At a wet spot, go with the swamp milkweed and choose the long season and multi-colored masterwort as a deer proof cultivar, Crowe suggested. She also likes the “Herman's Pride.”
In the penstemon family, Crowe's top choices are Husker Red, Dark Towers, and the beard's tongue. A special but rarely found favorite of hers is the nepeta, which is a mint that attracts hummingbirds and is in bloom from June until a frost.
Among the longer season choices, Crowe describes the Zagreb coreopsis as a super and well proven cultivar and the balloon flower as another full season choice with white and blue flowers. More familiar choices are the purple coneflowers (echinacea) and the immense array of shade loving hostas, she added.
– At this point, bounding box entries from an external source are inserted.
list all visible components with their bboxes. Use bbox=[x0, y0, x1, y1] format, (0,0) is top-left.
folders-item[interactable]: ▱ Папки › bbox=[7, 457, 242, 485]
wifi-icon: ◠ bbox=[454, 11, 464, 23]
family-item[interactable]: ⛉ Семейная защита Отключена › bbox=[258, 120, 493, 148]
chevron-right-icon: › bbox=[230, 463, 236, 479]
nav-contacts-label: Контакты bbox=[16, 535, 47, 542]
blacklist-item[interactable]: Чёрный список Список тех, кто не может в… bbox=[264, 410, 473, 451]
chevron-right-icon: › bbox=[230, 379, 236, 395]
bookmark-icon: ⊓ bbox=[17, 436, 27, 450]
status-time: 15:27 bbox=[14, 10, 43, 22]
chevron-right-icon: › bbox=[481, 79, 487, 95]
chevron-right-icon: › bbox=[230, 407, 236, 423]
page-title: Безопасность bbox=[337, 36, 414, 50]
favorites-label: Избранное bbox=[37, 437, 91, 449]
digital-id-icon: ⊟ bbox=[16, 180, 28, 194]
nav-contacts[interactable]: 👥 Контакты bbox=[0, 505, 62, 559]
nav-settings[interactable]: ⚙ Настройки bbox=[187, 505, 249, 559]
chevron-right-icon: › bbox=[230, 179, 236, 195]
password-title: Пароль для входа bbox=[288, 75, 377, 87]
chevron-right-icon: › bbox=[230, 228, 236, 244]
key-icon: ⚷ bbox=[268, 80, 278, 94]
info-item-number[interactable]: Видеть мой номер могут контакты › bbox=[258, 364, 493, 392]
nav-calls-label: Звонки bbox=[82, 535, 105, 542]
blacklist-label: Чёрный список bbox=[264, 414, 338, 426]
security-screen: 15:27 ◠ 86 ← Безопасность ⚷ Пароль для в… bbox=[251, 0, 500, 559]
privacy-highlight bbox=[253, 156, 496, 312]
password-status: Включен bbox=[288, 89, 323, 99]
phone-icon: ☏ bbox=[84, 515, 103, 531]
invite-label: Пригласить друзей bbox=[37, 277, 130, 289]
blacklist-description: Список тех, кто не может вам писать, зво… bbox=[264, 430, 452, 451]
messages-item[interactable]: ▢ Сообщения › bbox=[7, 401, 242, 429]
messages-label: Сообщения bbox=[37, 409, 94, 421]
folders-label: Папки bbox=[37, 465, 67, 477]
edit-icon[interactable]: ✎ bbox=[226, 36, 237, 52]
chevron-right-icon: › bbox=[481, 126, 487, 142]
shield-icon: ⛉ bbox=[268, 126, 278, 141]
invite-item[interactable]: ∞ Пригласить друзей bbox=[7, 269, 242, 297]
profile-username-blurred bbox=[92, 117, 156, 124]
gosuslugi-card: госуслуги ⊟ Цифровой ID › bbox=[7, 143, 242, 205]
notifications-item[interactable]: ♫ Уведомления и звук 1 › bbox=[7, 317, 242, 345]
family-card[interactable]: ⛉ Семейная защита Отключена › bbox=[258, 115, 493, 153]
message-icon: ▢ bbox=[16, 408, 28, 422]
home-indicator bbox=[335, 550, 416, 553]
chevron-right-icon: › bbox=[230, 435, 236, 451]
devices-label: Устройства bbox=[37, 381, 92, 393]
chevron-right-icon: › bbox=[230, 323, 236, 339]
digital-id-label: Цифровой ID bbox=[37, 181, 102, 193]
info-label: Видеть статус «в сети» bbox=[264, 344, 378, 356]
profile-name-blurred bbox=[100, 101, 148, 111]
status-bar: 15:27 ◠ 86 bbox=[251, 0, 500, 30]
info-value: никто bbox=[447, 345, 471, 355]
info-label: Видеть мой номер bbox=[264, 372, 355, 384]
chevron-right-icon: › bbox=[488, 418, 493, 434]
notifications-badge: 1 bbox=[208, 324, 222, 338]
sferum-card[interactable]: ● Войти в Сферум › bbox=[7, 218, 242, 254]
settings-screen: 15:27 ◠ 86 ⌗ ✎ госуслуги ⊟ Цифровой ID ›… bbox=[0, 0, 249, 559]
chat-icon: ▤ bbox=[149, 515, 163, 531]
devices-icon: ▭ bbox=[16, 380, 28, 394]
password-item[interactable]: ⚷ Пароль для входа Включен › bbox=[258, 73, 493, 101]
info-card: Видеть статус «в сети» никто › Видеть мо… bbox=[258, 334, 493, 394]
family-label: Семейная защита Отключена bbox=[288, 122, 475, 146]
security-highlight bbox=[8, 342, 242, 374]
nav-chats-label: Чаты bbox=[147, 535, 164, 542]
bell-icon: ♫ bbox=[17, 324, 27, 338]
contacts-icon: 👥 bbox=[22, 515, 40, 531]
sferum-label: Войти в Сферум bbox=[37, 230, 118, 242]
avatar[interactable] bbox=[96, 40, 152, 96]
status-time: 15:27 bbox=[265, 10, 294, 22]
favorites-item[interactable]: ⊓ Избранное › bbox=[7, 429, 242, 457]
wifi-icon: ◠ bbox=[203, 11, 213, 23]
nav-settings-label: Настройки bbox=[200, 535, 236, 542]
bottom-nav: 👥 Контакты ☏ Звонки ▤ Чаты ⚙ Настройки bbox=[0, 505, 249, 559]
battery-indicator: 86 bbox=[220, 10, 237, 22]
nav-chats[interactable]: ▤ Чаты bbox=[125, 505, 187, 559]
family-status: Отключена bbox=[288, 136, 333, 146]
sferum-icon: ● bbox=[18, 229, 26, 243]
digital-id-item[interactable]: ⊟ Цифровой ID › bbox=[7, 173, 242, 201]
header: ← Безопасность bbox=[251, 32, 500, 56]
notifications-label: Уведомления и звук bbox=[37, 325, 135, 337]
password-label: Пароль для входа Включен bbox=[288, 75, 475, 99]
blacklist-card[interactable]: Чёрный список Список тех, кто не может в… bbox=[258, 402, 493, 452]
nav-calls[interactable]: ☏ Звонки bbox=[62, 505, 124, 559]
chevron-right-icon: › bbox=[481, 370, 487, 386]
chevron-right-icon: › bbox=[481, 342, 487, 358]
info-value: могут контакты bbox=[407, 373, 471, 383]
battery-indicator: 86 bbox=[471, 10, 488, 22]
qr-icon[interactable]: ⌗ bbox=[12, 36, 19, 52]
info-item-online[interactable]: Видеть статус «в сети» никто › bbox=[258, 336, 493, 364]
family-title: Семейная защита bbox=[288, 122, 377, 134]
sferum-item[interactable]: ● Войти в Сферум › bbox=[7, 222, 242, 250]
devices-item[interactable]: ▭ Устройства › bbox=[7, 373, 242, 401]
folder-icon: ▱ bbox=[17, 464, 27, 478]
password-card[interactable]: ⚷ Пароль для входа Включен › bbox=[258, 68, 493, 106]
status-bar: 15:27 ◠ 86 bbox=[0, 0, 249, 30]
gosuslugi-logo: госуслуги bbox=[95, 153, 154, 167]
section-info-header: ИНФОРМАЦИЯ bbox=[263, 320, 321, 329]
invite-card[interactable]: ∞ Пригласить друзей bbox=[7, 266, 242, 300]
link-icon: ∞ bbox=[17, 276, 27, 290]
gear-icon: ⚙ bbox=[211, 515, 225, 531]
Other popular summer varieties are the America ginger (great for ground cover), day lilies (sporting up to 80,000 cultivars), the self-seeding selinum carvifolium, the rosa rugosa, the Purple Rain and Caradonna salvias, and the Superba and the new Hummelo in the stachys family, Crowe indicated. She wishes the wild senna would be more widely available because it is a tall plant with nice foliage and is very attractive to pollinators.
Among the plants which don't become prominent until the autumn are Russian sage, joe pye weed, asters, mums, giant and thread leaf ironweed, Montrose White, Snow Fairy, turtlehead, bittersweet, Golden Arrow, Fireworks, and Autumn Revolution, Crowe observed.
The rudbeckia family has many cultivars that prevail in the autumn but Crowe issued a warning about one of them. This is the Goldsturm, which is contracting a disease in some areas and should be eradicated if this is noticed, she advised.
For plants that will carry their structures and attraction into the winter, Crowe notes that the ornamental grasses, including the miscanthus family and panicum, fill that role.